Surgical advances have dramatically improved the ability to alleviate the pain and decreased function that millions of Americans experience due to flat feet. Nevertheless, many patients and even some physicians remain unaware of the new procedures, which are best performed by a foot and ankle specialist who has the applicable training and experience.

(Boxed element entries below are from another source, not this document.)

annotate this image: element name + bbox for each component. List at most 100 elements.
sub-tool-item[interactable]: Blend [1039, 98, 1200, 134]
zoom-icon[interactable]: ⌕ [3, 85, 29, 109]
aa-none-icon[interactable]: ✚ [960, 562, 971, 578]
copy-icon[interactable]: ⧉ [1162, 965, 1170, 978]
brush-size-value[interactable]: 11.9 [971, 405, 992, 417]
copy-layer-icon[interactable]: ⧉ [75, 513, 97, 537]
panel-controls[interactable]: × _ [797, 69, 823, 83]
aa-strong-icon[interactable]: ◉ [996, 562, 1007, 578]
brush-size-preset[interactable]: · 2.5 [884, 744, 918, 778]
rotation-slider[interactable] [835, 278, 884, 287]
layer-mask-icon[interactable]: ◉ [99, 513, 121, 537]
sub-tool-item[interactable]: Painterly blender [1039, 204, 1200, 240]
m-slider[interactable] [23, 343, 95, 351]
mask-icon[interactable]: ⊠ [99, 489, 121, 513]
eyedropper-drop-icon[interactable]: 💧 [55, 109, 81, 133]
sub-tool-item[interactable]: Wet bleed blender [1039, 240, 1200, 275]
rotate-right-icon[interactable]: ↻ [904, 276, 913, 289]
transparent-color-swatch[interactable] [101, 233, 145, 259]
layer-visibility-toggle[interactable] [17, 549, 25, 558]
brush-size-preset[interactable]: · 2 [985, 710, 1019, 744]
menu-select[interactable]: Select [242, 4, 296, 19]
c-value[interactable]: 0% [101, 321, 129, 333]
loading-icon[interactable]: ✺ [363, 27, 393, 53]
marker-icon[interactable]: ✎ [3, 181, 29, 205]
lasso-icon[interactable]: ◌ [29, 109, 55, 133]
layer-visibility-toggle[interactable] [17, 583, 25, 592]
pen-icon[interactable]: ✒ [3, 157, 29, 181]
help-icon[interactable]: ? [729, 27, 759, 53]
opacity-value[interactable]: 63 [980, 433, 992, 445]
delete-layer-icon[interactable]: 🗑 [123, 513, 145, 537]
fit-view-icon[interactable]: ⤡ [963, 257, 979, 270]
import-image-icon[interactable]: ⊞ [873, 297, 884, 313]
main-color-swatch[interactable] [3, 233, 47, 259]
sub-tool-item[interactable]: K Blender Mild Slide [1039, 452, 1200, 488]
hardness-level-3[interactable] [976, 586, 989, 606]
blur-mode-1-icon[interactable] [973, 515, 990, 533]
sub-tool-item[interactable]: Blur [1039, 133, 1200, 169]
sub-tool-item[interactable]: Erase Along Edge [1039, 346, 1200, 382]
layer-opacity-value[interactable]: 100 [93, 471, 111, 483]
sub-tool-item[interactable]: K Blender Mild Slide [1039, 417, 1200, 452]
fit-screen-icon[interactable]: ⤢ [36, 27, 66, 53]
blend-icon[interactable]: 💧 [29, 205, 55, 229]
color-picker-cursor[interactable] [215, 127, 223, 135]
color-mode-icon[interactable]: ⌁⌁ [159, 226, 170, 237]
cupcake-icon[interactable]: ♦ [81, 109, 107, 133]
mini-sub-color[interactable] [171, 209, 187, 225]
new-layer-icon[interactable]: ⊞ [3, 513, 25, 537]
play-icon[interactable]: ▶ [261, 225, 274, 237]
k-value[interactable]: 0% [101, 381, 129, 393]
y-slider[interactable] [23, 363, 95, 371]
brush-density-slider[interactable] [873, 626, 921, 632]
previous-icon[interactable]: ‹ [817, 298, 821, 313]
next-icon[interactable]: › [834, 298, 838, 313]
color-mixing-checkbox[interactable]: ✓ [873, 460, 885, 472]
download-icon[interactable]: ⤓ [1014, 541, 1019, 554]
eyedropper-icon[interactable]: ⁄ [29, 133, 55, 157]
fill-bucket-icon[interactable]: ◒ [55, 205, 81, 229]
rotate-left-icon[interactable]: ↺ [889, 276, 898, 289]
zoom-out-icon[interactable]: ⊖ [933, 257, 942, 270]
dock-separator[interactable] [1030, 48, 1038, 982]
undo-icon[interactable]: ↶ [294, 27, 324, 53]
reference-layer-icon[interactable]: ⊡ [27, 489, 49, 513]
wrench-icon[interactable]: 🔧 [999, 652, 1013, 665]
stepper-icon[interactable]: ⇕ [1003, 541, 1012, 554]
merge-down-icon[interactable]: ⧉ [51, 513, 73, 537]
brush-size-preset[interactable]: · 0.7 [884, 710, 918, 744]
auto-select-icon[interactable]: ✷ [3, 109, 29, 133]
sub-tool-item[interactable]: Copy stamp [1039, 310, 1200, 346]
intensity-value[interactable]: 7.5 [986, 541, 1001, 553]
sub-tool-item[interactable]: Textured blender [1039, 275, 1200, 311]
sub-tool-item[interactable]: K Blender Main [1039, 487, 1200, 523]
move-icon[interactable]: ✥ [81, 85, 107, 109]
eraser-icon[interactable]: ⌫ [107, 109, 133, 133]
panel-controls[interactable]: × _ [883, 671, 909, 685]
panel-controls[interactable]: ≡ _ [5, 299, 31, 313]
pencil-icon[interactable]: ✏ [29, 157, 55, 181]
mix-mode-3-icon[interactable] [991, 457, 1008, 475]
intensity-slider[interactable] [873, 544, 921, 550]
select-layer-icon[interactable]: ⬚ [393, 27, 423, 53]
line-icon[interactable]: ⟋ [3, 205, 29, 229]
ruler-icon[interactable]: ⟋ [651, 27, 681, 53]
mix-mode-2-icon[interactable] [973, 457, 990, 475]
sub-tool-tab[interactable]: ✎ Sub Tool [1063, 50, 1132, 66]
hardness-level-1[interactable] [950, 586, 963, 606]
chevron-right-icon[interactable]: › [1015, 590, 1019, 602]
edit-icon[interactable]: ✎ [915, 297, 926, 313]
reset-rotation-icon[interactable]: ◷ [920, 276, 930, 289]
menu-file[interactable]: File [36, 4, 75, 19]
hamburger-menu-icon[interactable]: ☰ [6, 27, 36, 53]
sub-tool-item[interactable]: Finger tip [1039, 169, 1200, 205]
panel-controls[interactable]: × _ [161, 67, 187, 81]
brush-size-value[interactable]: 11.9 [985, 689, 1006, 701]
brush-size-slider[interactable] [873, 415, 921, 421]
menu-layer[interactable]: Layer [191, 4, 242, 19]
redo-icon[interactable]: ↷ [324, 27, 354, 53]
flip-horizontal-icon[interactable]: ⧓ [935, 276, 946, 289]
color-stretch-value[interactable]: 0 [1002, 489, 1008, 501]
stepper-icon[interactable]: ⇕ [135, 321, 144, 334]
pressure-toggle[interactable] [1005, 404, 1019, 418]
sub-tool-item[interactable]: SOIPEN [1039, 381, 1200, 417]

Foot and ankle injuries are common in sports, especially running, tennis and soccer. But sports enthusiasts can decrease the risk of injury by taking some precautions. Lightly stretch or better yet, do a slow jog for two to three minutes to warm up the muscles. Don't force the stretch with a "bouncing motion." The amount of time spent on the activity should be increased gradually over a period of weeks to build both muscle strength and mobility. Cross training by participating in different activities can help build the muscles. People whose feet pronate or who have low arches should choose shoes that provide support in both the front of the shoe and under the arch. The heel and heel counter (back of the shoe) should be very stable. Those with a stiffer foot or high arches should choose shoes with more cushion and a softer platform. Use sport-specific shoes. Cross training shoes are an overall good choice; however, it is best to use shoes designed for the sport.